As writer Paul Shepard recommended, we must take our cues for how to live from primal cultures, who have the longest time-tested wisdom traditions. We have to rewild our minds and ask ourselves in any situation: What would a hunter-gatherer do? Then we must do our best to approximate that. Whittle your social group down to 25 key players. Pursue good relationships, not money. Eat wild food. Make your kids play outside, and spend as much time as you can outside yourself. Don’t buy stuff that you can make yourself, even if it takes more time than tapping and swiping on your Amazon app.
Try to master a few skills of our ancestors, even if you only use them on those long, minimalist camping trips. The notion that hunter-gatherers live a heathier and more balanced life than we do in civilization becomes an opportunity to imagine what a better life might look like and allows us to critique the shortcomings of our consumer habits and industrial dependency. If more of us understood how humans lived for most of our tenure on Earth, we could make better decisions about how to live now.

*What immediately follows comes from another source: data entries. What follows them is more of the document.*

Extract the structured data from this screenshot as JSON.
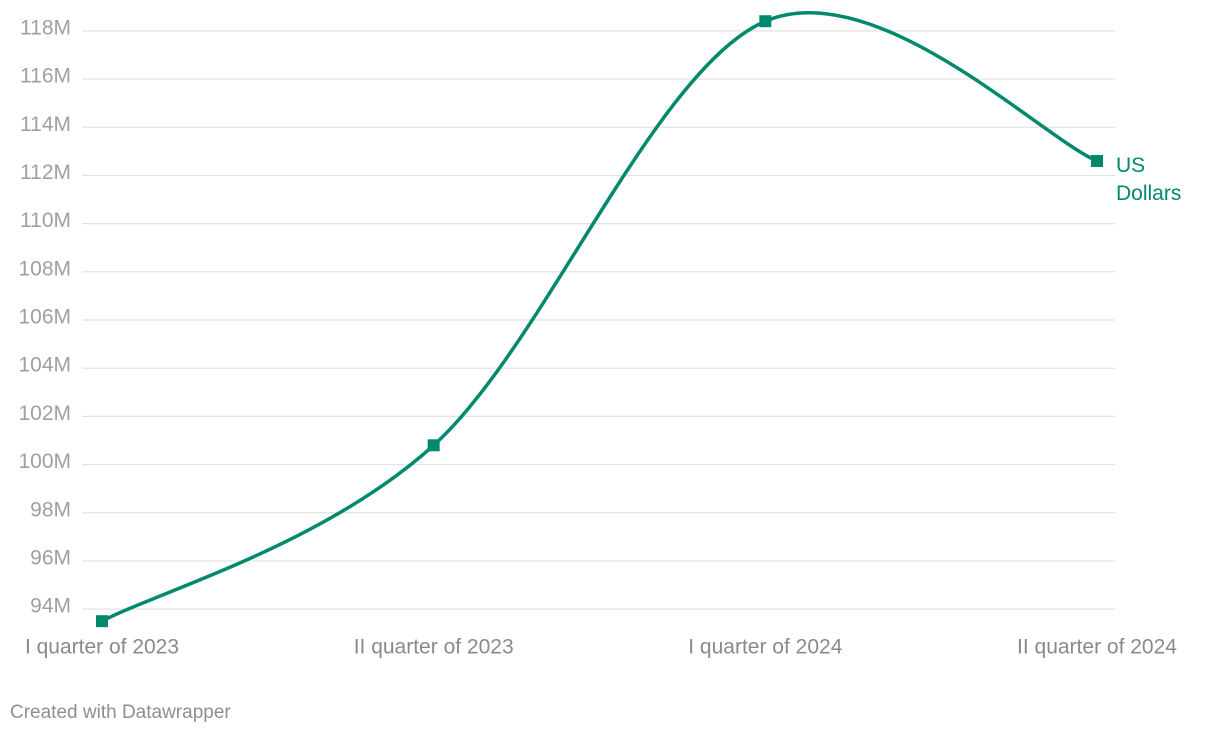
{
  "chart_data": {
    "type": "line",
    "categories": [
      "I quarter of 2023",
      "II quarter of 2023",
      "I quarter of 2024",
      "II quarter of 2024"
    ],
    "series": [
      {
        "name": "US Dollars",
        "color": "#00896d",
        "values": [
          93500000,
          100800000,
          118400000,
          112600000
        ]
      }
    ],
    "ylim": [
      93300000,
      118700000
    ],
    "yticks": [
      {
        "value": 94000000,
        "label": "94M"
      },
      {
        "value": 96000000,
        "label": "96M"
      },
      {
        "value": 98000000,
        "label": "98M"
      },
      {
        "value": 100000000,
        "label": "100M"
      },
      {
        "value": 102000000,
        "label": "102M"
      },
      {
        "value": 104000000,
        "label": "104M"
      },
      {
        "value": 106000000,
        "label": "106M"
      },
      {
        "value": 108000000,
        "label": "108M"
      },
      {
        "value": 110000000,
        "label": "110M"
      },
      {
        "value": 112000000,
        "label": "112M"
      },
      {
        "value": 114000000,
        "label": "114M"
      },
      {
        "value": 116000000,
        "label": "116M"
      },
      {
        "value": 118000000,
        "label": "118M"
      }
    ],
    "grid": true,
    "credit": "Created with Datawrapper"
  }
}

What I know for sure is that the more I unleash myself from the tethers of domestication, the happier I feel. Though I still live in a single-family home far from my relatives, get many of my basic goods from strangers, and use the best hours of my day to work for money, I know better how to return to a state of connectedness in nature, and I live in a mutually supportive community. Knowing that civilized life is just the most recent, flawed iteration of how humans have chosen to live helps me lessen the power that institutional ideas have over my choices. I’m grateful that I now live in a place where no one thinks it’s strange that I pick berries from the roadside, carry a tarp in my trunk in case I find a deer on the high- way, and feed my chickens acorns from the tree above their coop instead of buying feed at the store. I hang out with my neighbors every day, whether we’re riding horses, building gardens, or playing card games late into the night.